Four years ago, there were 10 to 15 job opening posts by DIFFERENT companies per day – compared to this year with only 10 to 15 job posts per week (and sometimes 2 or 3 from the same company). Even comparing 2009 and 2010, there were almost twice as many job openings per week in 2009 as compared to 2010. There just are not that many jobs available anymore, and more and more people are applying for every job that is posted. Ever look at the number of View for a week-old job post (1893, 1844, 1567, 1405, 1271)? Even if only 5-10% of the people who look at the job opening post Email or submit an application, that could be 100 or more resumes the recruiter has to go through.
And it is not even just people who are out of work and really need to find a job before financial disaster overcomes them. I think over half of the applicants already have a job and are unhappy where they are. That makes it even more difficult for people who do not have a job to find a good one.
Have you noticed that even job opening posts with no company name, no website, no Email address, questionable wording, and even low cpl get resumes sent to them? Most times, the person who applied posted because they never got a reply back from their Email, and then other people post that they did not get a reply either.
As long as there are more people looking for jobs than there are job openings, the recruiters will be overwhelmed, and the chances that you will get any acknowledgement becomes less and less likely.
Have you seen the posts requesting information about one company that never gets back to them even after testing or having an interview (cannot think of the name off the top of my head, but you probably will recognize it, I am sure)? Every single person who works or worked there posted that they had to keep calling the recruiter/HR Department several times before beginning work because no one ever called them back after taking the tests or even after the initial interview.

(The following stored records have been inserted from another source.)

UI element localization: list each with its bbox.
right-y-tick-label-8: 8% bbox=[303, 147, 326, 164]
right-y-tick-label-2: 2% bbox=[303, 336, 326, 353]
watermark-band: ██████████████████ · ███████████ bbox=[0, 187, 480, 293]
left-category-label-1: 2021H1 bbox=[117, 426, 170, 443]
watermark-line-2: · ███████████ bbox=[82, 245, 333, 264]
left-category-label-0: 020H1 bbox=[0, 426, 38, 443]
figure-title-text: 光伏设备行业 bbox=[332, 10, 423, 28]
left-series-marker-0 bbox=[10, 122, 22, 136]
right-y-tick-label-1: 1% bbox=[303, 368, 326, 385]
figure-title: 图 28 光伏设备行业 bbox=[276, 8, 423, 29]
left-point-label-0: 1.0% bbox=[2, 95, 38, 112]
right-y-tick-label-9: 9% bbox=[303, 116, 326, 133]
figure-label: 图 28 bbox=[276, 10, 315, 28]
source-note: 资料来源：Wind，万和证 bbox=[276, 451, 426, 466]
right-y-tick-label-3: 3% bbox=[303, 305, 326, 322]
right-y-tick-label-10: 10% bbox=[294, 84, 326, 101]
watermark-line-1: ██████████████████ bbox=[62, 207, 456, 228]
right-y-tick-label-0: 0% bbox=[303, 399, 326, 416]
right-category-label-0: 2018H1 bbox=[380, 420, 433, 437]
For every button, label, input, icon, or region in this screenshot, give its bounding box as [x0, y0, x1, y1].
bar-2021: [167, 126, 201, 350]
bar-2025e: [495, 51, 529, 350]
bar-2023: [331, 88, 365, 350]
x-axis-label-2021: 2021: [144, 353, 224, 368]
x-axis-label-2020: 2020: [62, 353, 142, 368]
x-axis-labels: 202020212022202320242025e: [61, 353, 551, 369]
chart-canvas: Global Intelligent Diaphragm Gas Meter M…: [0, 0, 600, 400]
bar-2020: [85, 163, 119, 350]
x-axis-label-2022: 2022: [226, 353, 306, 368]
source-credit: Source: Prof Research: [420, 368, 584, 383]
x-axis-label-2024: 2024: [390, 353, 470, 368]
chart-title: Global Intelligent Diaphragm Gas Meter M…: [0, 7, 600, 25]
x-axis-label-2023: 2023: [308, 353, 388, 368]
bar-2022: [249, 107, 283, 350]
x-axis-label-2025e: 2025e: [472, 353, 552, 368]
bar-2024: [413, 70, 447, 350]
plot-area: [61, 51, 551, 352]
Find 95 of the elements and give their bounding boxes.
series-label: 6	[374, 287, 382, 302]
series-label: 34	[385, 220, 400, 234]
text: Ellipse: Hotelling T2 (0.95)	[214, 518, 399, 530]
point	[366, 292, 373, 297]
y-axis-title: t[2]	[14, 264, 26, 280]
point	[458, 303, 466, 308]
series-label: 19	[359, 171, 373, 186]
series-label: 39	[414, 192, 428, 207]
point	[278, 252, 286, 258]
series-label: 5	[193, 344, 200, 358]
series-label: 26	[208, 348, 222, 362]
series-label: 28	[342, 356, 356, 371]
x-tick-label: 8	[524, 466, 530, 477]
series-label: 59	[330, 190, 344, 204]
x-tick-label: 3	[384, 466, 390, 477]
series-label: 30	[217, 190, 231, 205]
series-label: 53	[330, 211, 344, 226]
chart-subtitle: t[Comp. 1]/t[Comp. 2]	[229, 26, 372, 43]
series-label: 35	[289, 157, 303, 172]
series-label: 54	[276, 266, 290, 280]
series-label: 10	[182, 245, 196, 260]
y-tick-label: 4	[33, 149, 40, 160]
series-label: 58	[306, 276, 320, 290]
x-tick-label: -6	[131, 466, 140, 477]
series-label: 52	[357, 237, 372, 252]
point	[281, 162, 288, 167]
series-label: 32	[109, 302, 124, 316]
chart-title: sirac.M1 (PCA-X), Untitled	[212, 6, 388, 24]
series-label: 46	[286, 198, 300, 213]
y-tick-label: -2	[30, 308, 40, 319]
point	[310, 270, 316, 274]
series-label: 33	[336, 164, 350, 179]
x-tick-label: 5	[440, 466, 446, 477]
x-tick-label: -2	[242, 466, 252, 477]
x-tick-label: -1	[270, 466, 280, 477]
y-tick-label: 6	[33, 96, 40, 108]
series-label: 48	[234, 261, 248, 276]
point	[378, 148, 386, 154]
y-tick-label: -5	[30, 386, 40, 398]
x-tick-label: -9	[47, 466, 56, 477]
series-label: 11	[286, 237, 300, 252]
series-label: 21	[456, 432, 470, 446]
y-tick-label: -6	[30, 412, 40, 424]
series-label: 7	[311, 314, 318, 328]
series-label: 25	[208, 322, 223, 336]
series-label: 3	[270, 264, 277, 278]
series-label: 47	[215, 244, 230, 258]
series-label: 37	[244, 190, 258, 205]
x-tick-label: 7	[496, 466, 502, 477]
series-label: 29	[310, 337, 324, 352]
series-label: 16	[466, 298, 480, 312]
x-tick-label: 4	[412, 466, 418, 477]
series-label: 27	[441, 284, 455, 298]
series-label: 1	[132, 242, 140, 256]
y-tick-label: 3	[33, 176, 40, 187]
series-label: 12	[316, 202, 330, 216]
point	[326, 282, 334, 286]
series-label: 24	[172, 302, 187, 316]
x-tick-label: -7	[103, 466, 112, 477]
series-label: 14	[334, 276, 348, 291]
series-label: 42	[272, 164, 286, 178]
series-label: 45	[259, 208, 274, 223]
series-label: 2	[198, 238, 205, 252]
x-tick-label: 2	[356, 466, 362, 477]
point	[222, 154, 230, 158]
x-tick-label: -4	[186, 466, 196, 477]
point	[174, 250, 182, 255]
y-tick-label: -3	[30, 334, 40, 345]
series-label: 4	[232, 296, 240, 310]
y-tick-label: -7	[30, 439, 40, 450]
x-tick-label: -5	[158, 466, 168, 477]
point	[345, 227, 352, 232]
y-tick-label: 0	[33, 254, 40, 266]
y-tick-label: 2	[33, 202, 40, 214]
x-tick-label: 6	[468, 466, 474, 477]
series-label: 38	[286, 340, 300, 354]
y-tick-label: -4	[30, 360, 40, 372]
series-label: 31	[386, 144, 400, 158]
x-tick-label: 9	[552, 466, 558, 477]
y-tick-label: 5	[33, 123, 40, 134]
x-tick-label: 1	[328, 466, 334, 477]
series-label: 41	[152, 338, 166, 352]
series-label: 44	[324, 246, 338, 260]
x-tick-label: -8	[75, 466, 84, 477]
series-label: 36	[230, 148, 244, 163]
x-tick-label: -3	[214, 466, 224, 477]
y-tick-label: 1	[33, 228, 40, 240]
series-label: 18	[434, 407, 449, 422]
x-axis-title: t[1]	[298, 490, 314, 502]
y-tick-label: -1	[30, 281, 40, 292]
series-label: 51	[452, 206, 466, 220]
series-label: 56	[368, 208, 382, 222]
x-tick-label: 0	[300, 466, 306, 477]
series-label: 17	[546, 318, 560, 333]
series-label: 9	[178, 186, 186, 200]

Totally disorganized company.
Basically, if I do not hear back from a company, I consider myself lucky that I dodged a bullet. I really do believe in fate. Four years ago, I tested and interviewed with a company. I really wanted to work for that company, and it sounded like they were going to offer me the job. I waited and waited to hear back from them. In the meantime, I happened to see a job opening post for another company and just out of curiosity I applied, even though I was not really interested I working for the second company. The second company called me a couple days after I applied and offered me the job on the spot. They needed an answer soon. I almost said No, that I would wait for my #1 company to get back to me, but instead I said I would let them know in 2 days. Two days later, I called company #2 and said Yes to them, because company #1 never answered my Emails. BEST decision I made. I would not say I loved the second company (every company has its good and bad), but I had no major complaints. Six months later, this Board had nothing but negatives from numerous people about my #1 company about how bad they had gotten. Fate had stepped in.
One more interesting observation. Just recently I was researching a company that had a job opening post. I happened to find a job opening post by the same company, which was two years old. The ad read exactly the same – almost word for word. The only difference – Pay in 2008 was listed as 0.08 to 0.09 cents per line – Pay in 2010 was listed as 0.07 to 0.08 cents per line.
Everyone else in the world (I know, not literally) work and a lot get cost of living raises every year. The Medical Transcription profession seems to be one of the few that not only do they not give cost of living increases and do not give regular raises, but the starting salary has actually gone down over the years. Aren’t we the lucky ones !!!!
Hang in there. There is a job for you and everyone else who is looking.